I am solving the question:
How large must a class be to make the probability of finding two people with the same birthday at least 50%?
The first solution I came up with is rather simple. It's based on finding $N$ people such that any pair amongst the $N$ people have different birthdays. This can be simply solved as multiplying probabilities of $N$ people have different birthdays. The first person has a probability of 1 of having a different birthday. The 2nd person has a probability of (364/365) of having a different birthday from the first person.

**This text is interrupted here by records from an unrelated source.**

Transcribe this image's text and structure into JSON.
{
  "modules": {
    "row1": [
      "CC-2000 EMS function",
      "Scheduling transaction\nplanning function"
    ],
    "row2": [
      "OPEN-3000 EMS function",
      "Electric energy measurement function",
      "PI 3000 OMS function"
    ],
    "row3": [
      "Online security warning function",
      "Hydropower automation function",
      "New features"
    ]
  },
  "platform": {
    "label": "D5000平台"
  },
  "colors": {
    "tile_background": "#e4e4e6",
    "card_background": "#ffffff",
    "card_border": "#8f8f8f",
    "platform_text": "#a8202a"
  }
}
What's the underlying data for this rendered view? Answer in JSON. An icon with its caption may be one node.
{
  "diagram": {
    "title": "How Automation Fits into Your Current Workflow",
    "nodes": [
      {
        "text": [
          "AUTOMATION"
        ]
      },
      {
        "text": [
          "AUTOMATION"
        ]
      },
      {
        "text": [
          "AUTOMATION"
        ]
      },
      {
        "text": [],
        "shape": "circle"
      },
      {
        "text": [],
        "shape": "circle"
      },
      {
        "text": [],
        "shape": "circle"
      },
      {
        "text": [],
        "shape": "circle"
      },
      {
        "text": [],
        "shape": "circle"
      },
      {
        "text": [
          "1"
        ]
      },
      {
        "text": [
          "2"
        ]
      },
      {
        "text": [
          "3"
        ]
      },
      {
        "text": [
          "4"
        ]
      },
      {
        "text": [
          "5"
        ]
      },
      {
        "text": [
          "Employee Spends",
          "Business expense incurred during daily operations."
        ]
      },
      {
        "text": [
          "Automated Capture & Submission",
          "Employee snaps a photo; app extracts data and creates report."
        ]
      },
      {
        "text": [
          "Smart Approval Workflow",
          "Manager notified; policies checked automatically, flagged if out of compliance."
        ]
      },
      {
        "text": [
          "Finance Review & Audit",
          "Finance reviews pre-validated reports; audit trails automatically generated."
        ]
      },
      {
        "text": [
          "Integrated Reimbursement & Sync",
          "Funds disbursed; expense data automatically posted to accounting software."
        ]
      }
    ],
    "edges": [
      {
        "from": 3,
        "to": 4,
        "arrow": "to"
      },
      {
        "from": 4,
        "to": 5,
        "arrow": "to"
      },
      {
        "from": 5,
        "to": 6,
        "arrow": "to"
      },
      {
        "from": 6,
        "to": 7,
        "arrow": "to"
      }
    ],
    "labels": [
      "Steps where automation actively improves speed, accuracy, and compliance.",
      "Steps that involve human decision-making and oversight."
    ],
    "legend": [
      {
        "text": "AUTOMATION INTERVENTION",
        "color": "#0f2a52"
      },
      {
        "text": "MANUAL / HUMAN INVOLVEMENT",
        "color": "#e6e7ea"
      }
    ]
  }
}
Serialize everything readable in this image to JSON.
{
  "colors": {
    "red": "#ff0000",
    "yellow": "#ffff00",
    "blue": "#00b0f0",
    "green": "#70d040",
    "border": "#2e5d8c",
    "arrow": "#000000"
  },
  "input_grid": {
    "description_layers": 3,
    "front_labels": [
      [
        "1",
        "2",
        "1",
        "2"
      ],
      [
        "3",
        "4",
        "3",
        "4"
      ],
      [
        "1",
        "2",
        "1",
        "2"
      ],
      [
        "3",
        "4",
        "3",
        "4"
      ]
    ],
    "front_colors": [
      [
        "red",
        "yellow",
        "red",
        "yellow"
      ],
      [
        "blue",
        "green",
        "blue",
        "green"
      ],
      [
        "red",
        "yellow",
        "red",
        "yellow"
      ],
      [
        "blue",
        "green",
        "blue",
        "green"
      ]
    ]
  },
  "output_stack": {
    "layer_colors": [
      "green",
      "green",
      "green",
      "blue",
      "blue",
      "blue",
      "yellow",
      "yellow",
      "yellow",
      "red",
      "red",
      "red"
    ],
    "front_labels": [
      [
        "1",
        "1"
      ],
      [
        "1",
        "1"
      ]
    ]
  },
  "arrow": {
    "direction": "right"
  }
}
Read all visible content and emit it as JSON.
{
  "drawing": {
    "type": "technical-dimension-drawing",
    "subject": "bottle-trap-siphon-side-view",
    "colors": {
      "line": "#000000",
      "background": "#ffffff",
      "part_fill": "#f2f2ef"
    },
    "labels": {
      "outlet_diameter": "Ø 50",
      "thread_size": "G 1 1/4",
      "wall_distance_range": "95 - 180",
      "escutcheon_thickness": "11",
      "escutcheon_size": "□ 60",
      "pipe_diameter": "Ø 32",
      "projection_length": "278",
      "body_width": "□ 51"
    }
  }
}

The 3rd has a probability of (363/365) of having a different birthday from the first 2 people, and so on.
$$ \frac{365}{365}\frac{364}{365}\cdots\frac{365-N+1}{365} < \frac{1}{2} \\ = \frac{^{365} P_N}{365^N} $$ It turns out $N=23$. This is the correct answer based on what I saw on Google.
I'm now trying to think of this problem in terms of combinatorics. So I first started with thinking of 365 distinguishable objects into $N$ bins without replacement. Order doesn't matter, so this is combinations, and we get $\binom{365}{N}$. Now I want to find the number of combinations of 365 birthdays into $N$ bins WITH replacement, and this is simply $\frac{(365+N-1)!}{N!(365-1)!}$. So then I was thinking the probability of less than half of getting $N$ people with different birthdays is then
$$ \frac{\binom{365}{N}}{\frac{(365+N-1)!}{N!(365-1)!}} < \frac{1}{2} $$
But if I plug in $N=23$, I don't get the $\approx \frac{1}{2}$ that is expected. I get $\approx \frac{1}{4}$. What is wrong with my thinking using the combinations approach?